The secular nature of the United States Constitution was more about protecting religious practice from government interference than it was about protecting the civil government from religious zealotry. It is the nature of government to believe that the money it spends or grants belong to it, rather than to the people. A government does not provide any private entity with money unconditionally. Having accepted public funds, a church has given away a piece of its independence. The more the federal government, or state governments, provide public funding to churches or other religious entities, the more those churches may become vulnerable to government regulation or other conditions for receiving said funds.
By fighting for – and winning – public funding, religious entities are taking the first steps along a potentially hazardous path.

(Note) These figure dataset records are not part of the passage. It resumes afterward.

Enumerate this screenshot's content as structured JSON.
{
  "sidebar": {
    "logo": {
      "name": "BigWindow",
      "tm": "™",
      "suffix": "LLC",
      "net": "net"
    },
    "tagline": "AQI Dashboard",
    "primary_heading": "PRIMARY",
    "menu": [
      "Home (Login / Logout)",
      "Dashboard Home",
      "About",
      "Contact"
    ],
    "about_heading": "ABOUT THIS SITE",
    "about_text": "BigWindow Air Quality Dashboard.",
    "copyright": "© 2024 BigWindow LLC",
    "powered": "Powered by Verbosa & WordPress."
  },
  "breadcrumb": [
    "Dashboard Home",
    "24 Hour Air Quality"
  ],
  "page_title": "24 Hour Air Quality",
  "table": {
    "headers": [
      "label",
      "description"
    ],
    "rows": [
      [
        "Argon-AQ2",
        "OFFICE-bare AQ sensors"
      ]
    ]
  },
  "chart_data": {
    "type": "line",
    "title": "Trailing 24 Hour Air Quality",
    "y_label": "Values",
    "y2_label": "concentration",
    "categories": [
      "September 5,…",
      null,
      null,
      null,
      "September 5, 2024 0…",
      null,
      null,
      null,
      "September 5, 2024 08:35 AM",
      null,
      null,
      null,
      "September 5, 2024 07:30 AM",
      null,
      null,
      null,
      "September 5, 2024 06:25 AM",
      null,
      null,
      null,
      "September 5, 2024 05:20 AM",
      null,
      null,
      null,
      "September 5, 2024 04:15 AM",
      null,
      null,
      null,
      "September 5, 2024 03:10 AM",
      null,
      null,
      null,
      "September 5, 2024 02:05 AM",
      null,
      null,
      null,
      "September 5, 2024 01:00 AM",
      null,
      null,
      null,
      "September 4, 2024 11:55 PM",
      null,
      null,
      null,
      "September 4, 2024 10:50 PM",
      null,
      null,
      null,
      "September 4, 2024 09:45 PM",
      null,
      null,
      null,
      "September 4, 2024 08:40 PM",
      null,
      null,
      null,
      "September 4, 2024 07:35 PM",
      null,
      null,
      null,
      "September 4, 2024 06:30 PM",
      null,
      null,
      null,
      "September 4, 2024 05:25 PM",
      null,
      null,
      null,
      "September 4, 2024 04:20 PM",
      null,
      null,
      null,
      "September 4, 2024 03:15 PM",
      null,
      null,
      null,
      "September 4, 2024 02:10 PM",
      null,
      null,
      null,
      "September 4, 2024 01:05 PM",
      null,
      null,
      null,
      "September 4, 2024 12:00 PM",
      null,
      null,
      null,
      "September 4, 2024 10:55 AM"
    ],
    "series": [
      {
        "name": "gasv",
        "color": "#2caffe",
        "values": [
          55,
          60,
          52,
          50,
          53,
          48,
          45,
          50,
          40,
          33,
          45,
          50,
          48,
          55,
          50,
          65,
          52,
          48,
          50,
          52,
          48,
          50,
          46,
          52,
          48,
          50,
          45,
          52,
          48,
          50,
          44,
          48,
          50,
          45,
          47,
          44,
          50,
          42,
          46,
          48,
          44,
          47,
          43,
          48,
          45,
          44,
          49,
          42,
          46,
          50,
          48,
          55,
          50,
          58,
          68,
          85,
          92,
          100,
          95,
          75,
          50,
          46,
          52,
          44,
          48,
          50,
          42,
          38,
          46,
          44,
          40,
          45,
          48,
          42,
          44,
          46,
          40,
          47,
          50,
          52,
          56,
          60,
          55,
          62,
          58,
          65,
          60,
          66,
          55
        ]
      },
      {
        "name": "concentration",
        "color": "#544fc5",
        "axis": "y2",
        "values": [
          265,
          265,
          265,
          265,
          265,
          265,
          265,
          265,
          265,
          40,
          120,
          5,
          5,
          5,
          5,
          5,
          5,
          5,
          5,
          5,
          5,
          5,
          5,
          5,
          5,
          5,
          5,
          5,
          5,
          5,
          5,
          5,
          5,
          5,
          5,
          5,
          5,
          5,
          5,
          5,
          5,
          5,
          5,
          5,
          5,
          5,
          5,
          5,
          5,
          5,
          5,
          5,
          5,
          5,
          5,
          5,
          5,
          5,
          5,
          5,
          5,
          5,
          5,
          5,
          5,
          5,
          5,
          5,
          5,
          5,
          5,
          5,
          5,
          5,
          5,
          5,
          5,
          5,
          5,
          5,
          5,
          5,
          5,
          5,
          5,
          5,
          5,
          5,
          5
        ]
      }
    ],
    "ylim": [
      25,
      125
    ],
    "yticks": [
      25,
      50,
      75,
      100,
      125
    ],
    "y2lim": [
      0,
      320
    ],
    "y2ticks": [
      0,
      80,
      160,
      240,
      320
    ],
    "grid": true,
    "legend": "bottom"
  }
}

From the perspective of one who cherishes states’ rights. The Trinity Lutheran v. Comer ruling is not good news. Whatever arguments can be made, regarding the church-state relationship, this is still an example of the federal government interfering with the laws of a state. Notably, the justices declined to address this issue. The First Amendment applies to the federal government – specifically, to Congress – but does it apply equally to the states? This decision would imply that it does. If that is the case, then how does one reconcile that with the existence of numerous state laws that clearly infringe upon constitutional rights? If states are compelled to comply with the First Amendment, then why not the Second Amendment? Many states have overly-restrictive firearms laws which clearly run counter to the Second Amendment imperative that the right to keep and bear arms shall not be infringed. Shall those also be challenged?
Trinity Lutheran, it can be argued, has emerged with a clear and just victory, regarding its specific case. The blurring of lines between civil government and religious entities, however, does not bode well – particularly, for the latter. The further encroachment, by the federal government, upon a state’s right to autonomy also runs counter to the intent of the nation’s founders. The Missouri church will now get to renovate its playground but, in the grand scheme, the children who will play there are the only winners.